Kader! Kur'an'ı Kerim'de ve sözcükte "ölçü" anlamına gelmektedir. Kâinatta hiç bir şey kendiliğinden başı boş ölçüsüz, plansız, projesiz tesadüfen olamaz. Her şey Allah'ın emri ve bilgisi dahilindedir. “O’nun bilgisi dışında bir yaprak bile düşmez. Kuru yaş ne varsa hepsi apaçık bir kitaptadır” (En‘âm suresi 6/59)..
Kader! Allah'ın kanunu yasasıdır. "Levhi Mahfuz da" bu ilahi kanunlar yazılı değişmez her şey kayıt altına alınmıştır.

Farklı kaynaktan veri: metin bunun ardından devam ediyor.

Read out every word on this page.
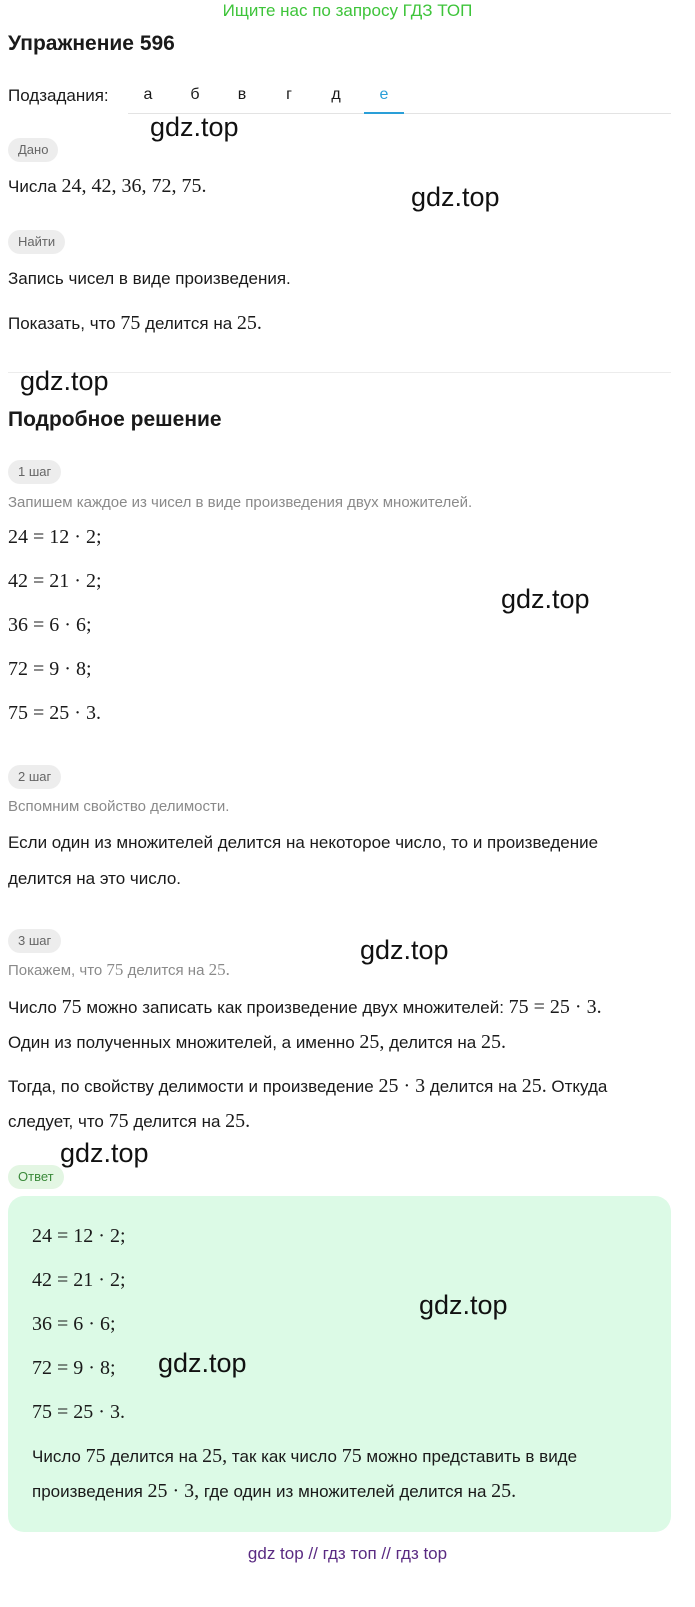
Ищите нас по запросу ГДЗ ТОП
Упражнение 596
Подзадания:	а	б	в	г	д	е
Дано
Числа 24, 42, 36, 72, 75.
Найти
Запись чисел в виде произведения.
Показать, что 75 делится на 25.
Подробное решение
1 шаг
Запишем каждое из чисел в виде произведения двух множителей.
24 = 12 · 2;
42 = 21 · 2;
36 = 6 · 6;
72 = 9 · 8;
75 = 25 · 3.
2 шаг
Вспомним свойство делимости.
Если один из множителей делится на некоторое число, то и произведение
делится на это число.
3 шаг
Покажем, что 75 делится на 25.
Число 75 можно записать как произведение двух множителей: 75 = 25 · 3.
Один из полученных множителей, а именно 25, делится на 25.
Тогда, по свойству делимости и произведение 25 · 3 делится на 25. Откуда
следует, что 75 делится на 25.
Ответ
24 = 12 · 2;
42 = 21 · 2;
36 = 6 · 6;
72 = 9 · 8;
75 = 25 · 3.
Число 75 делится на 25, так как число 75 можно представить в виде
произведения 25 · 3, где один из множителей делится на 25.
gdz.top
gdz.top
gdz.top
gdz.top
gdz.top
gdz.top
gdz.top
gdz.top
gdz top // гдз топ // гдз top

Allah’ın ezelî ilmiyle "Geçmiş, gelecek, şimdiki zaman" dilimlerinde meydana gelecek bütün olayları ve bu çerçevede insanın özgür iradesine bırakılan sonuçlarını bilip kaydetmesi, yeri ve zamanı geldikçe bunları yaratması” anlamına kaza ve kader ve Kazan'ın meydana gelmesine de “ilâhî taktirdir” diyoruz..
Bir yanda kaderle savaş
İmanın varsa biraz yavaş
Musibeti kadere bağlayan
İbret al hatalarınla savaş.
Allah CC bize dünya ve ahiretimize ışık tutacak üç kitap yaratmıştır. "Kur'an'ı Kerim, peygamberimiz ve kâinat kitabı..." Bu üç kitabı iyi okumak, anlamak, araştırmak ve tatbik etmek mecburiyetindeyiz. Kâinat kitabında yazılı olanlarda kâinatı iyi okumak ilmi - bilimsel fizik, kimya, matematik kurallarına uyğun çalışmalar yaparak o kanunlara uymaktır. O kanunlar çerçevesinde işlerimizi yapmak zorundayız.